TRENOS Metrics Snapshot
Metric | Assessment |
Network Scale | Planetary |
Food System Dependency | Extremely High |
Ecological Importance | Foundational |
Public Awareness | Low |
Agricultural Opportunity | Growing |
Long Play - An Underground Network - The Internet Beneath Our Feet
For decades, agricultural productivity has been measured largely through machinery, fertiliser and genetics. This research points to another form of infrastructure operating beneath every field.

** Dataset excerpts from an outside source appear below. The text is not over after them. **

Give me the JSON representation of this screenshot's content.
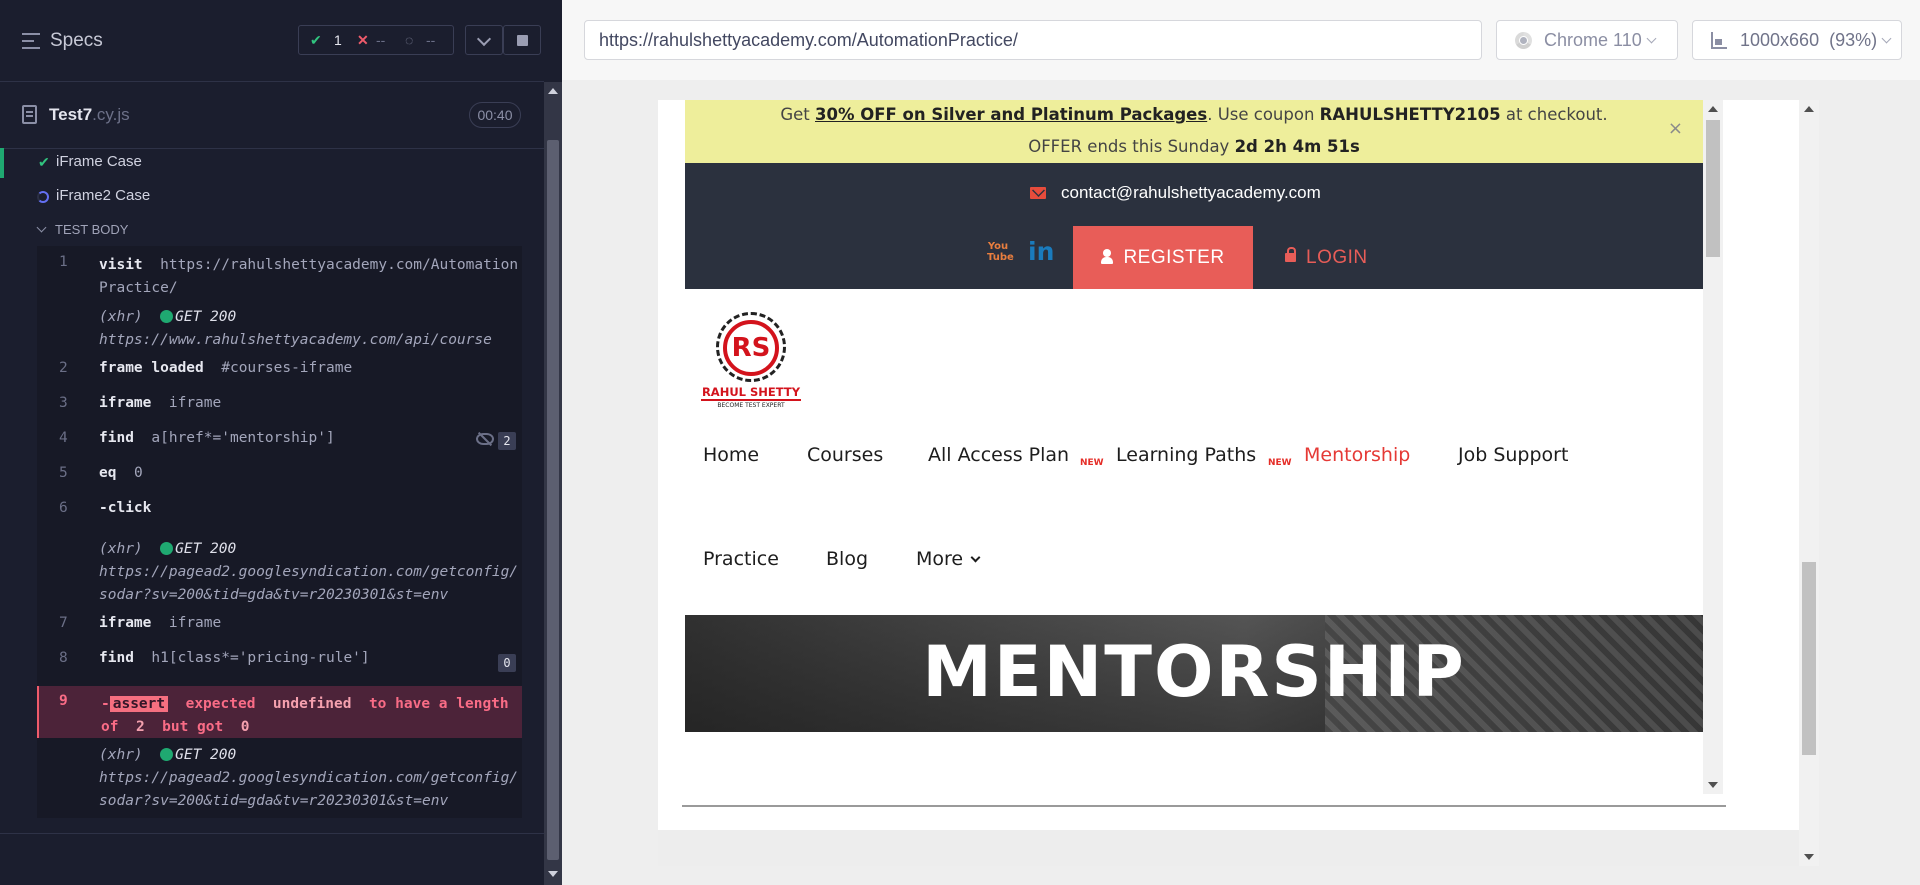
{
  "reporter": {
    "header_title": "Specs",
    "stats": {
      "passed": "1",
      "failed": "--",
      "pending": "--"
    },
    "spec": {
      "name": "Test7",
      "ext": ".cy.js",
      "duration": "00:40"
    },
    "suites": [
      {
        "label": "iFrame Case",
        "state": "passed"
      },
      {
        "label": "iFrame2 Case",
        "state": "running"
      }
    ],
    "test_body_label": "TEST BODY",
    "commands": [
      {
        "num": "1",
        "name": "visit",
        "msg": "https://rahulshettyacademy.com/AutomationPractice/"
      },
      {
        "xhr": "(xhr)",
        "status": "GET 200",
        "url": "https://www.rahulshettyacademy.com/api/course"
      },
      {
        "num": "2",
        "name": "frame loaded",
        "msg": "#courses-iframe"
      },
      {
        "num": "3",
        "name": "iframe",
        "msg": "iframe"
      },
      {
        "num": "4",
        "name": "find",
        "msg": "a[href*='mentorship']",
        "badge": "2"
      },
      {
        "num": "5",
        "name": "eq",
        "msg": "0"
      },
      {
        "num": "6",
        "name": "-click",
        "msg": ""
      },
      {
        "xhr": "(xhr)",
        "status": "GET 200",
        "url": "https://pagead2.googlesyndication.com/getconfig/sodar?sv=200&tid=gda&tv=r20230301&st=env"
      },
      {
        "num": "7",
        "name": "iframe",
        "msg": "iframe"
      },
      {
        "num": "8",
        "name": "find",
        "msg": "h1[class*='pricing-rule']",
        "badge": "0"
      },
      {
        "num": "9",
        "assert": "assert",
        "err_parts": [
          "expected",
          "undefined",
          "to have a length of",
          "2",
          "but got",
          "0"
        ]
      },
      {
        "xhr": "(xhr)",
        "status": "GET 200",
        "url": "https://pagead2.googlesyndication.com/getconfig/sodar?sv=200&tid=gda&tv=r20230301&st=env"
      }
    ]
  },
  "aut": {
    "url": "https://rahulshettyacademy.com/AutomationPractice/",
    "browser": "Chrome 110",
    "viewport": "1000x660",
    "scale": "(93%)"
  },
  "iframe_page": {
    "promo": {
      "prefix": "Get ",
      "link": "30% OFF on Silver and Platinum Packages",
      "mid": ". Use coupon ",
      "coupon": "RAHULSHETTY2105",
      "suffix": " at checkout.",
      "offer_prefix": "OFFER ends this Sunday ",
      "countdown": "2d 2h 4m 51s",
      "close": "×"
    },
    "email": "contact@rahulshettyacademy.com",
    "register": "REGISTER",
    "login": "LOGIN",
    "youtube_text": "You Tube",
    "linkedin_text": "in",
    "logo": {
      "initials": "RS",
      "name": "RAHUL SHETTY",
      "tagline": "BECOME TEST EXPERT"
    },
    "nav": [
      "Home",
      "Courses",
      "All Access Plan",
      "Learning Paths",
      "Mentorship",
      "Job Support",
      "Practice",
      "Blog",
      "More"
    ],
    "new_tag": "NEW",
    "hero_title": "MENTORSHIP"
  },
  "colors": {
    "pass": "#1fa971",
    "error": "#f96c86",
    "accent_red": "#e85d58",
    "promo_bg": "#eeee9b"
  }
}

Like fibre optic internet cables linking computers, fungal hyphae link plant roots into local biological networks exchanging resources across entire ecosystems. The densest networks occur in natural grasslands, savannas and forests, while intensive agricultural systems often show reduced fungal abundance.
As pressure grows to improve soil health, reduce fertiliser dependence and increase resilience to drought, these underground biological networks may become recognised as critical agricultural infrastructure rather than simply a component of soil ecology.